# What value does the sum of the square of the reciprocals of the prime counting function converge to?

Using my only mathematical tool Wolfram Alpha, I noticed that $\sum_{n=2}^\infty \frac{1}{\pi(x)}$ seems to diverge. Naturally, the entered the following sum and, just like the zeta function, saw that it converges when each term is squared! The partial sums from WA suggest that it converges to a number greater than $e$ and would like to know if a closed form is known.

$$\sum_{x=2}^\infty \frac{1}{{\pi(x)}^2} = ?$$

I don't know if there is a more elementary way to do it but I am going to risk total overkill by using (part of) the Prime Number Theorem. There is a constant $c>0$, in fact any $c<1$ will do, such that $$\pi(x)>\frac{cx}{\log x}$$ for all sufficiently large $x$. Therefore $$\frac{1}{\pi(n)^2}<\frac{1}{c^2}\frac{(\log n)^2}{n^2}\ ,$$ for all large $n$, and the series converges by comparison with $$\sum_{n=2}^\infty\frac{1}{n^{2-\varepsilon}}\ .$$
In fact a similar argument will show that for any $a>1$, the series $$\sum_{n=2}^\infty\frac{1}{\pi(n)^a}$$ converges.

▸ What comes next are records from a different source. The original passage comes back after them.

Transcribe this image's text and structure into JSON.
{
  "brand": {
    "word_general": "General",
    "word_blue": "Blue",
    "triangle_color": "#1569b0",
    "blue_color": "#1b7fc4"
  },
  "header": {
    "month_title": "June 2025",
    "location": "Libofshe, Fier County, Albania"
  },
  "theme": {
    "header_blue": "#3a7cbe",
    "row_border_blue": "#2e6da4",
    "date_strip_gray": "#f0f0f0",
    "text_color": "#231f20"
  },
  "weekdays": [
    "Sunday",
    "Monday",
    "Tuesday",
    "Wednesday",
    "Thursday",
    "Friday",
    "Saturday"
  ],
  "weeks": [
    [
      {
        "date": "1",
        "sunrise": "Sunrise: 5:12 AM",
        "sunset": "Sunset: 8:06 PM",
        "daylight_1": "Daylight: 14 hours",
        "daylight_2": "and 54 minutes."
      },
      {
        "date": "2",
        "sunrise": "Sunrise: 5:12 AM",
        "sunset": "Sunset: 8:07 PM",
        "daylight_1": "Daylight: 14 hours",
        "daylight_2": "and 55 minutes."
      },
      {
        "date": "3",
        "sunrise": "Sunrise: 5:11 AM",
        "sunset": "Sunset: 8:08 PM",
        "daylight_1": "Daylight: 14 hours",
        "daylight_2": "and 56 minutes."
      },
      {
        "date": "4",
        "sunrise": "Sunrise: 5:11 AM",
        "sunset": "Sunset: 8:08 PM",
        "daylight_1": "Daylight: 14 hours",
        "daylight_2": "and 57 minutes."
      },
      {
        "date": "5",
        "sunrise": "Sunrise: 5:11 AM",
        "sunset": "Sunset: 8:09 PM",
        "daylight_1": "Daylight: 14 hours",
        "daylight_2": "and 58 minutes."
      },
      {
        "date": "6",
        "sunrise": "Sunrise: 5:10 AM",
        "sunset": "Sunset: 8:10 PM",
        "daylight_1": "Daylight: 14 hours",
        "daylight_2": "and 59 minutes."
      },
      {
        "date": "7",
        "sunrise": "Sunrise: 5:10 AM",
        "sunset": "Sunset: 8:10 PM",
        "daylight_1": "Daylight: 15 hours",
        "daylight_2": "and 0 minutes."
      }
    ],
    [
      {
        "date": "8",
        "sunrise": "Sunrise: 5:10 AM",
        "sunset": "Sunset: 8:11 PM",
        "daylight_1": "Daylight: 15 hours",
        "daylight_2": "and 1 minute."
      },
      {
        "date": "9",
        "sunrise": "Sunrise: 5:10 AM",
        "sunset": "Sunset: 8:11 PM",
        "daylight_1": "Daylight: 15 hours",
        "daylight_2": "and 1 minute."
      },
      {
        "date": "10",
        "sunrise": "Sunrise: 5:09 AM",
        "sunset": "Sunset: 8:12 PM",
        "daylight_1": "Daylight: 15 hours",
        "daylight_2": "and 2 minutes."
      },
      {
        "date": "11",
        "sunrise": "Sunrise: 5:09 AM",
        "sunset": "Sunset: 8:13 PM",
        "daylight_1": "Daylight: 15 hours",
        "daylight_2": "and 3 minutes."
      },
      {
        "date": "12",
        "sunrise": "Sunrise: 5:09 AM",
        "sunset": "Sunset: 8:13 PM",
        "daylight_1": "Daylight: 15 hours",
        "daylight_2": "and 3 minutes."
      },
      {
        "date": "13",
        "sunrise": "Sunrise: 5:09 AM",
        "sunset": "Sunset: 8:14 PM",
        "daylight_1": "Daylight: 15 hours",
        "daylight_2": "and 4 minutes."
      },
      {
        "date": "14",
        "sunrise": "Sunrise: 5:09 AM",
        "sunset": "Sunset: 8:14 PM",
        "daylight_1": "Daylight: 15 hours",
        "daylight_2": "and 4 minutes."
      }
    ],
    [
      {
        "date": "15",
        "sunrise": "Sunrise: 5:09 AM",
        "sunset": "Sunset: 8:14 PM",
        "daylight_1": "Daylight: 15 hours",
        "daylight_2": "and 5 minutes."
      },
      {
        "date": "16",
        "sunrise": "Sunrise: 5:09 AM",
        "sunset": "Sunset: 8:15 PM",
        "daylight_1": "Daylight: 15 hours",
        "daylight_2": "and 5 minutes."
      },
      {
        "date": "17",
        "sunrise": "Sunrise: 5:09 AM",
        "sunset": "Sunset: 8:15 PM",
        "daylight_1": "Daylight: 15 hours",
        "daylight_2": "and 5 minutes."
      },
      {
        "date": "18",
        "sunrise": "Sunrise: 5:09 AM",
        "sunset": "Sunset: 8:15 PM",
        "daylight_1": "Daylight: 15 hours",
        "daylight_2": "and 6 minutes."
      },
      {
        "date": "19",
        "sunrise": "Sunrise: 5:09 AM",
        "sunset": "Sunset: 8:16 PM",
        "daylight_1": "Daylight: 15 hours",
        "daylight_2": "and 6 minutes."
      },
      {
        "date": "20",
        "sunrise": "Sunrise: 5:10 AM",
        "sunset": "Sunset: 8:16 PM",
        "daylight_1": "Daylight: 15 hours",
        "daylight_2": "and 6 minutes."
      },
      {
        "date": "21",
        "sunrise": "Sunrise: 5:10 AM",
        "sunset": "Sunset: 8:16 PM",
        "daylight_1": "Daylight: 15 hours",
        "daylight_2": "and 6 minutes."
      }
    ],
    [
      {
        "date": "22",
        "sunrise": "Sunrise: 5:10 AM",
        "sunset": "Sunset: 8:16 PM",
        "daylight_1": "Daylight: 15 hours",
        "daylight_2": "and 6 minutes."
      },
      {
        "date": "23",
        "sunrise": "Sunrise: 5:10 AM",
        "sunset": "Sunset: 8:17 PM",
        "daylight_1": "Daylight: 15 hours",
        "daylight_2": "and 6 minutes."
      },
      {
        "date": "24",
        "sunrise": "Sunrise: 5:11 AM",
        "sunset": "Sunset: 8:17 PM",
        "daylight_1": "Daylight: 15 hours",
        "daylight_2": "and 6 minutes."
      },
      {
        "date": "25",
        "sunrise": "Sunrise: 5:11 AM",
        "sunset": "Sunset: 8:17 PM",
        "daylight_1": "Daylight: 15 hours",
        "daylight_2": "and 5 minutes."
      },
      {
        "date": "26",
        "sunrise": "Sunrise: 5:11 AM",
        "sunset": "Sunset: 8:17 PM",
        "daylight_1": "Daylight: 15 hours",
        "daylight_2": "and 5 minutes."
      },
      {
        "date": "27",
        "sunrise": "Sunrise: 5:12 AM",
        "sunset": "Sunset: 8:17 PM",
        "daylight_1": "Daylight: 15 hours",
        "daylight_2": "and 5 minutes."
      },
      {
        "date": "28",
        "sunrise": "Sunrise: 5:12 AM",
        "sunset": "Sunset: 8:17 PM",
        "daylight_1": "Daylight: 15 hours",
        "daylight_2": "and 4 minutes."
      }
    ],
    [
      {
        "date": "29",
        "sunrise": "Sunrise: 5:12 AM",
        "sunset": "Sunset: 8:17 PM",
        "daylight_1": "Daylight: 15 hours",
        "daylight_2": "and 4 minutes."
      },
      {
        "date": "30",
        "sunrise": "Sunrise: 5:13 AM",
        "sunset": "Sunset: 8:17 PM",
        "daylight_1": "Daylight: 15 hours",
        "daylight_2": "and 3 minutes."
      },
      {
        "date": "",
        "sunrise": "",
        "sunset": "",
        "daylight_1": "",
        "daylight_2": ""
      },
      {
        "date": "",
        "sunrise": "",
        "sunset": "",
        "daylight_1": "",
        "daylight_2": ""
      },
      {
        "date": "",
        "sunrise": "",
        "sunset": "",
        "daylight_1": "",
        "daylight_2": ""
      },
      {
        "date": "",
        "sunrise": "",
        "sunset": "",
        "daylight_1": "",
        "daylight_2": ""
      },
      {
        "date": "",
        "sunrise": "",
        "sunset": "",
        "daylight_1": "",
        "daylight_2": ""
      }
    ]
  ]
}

For $a=1$, the first series you looked at, it does indeed diverge because the terms include all of the numbers $$\frac{1}{1}\,,\ \frac{1}{2}\,,\ \frac{1}{3}\,,\ldots\ ,$$ with many of them repeated.
I doubt that there's a closed form, but you might notice that $$\sum_{n=2}^\infty \dfrac{1}{\pi(n)^2} = -2 + \sum_{j=2}^\infty \left( \dfrac{1}{(j-1)^2} - \dfrac{1}{j^2} \right) p_j$$ where $p_j$ is the $j$'th prime.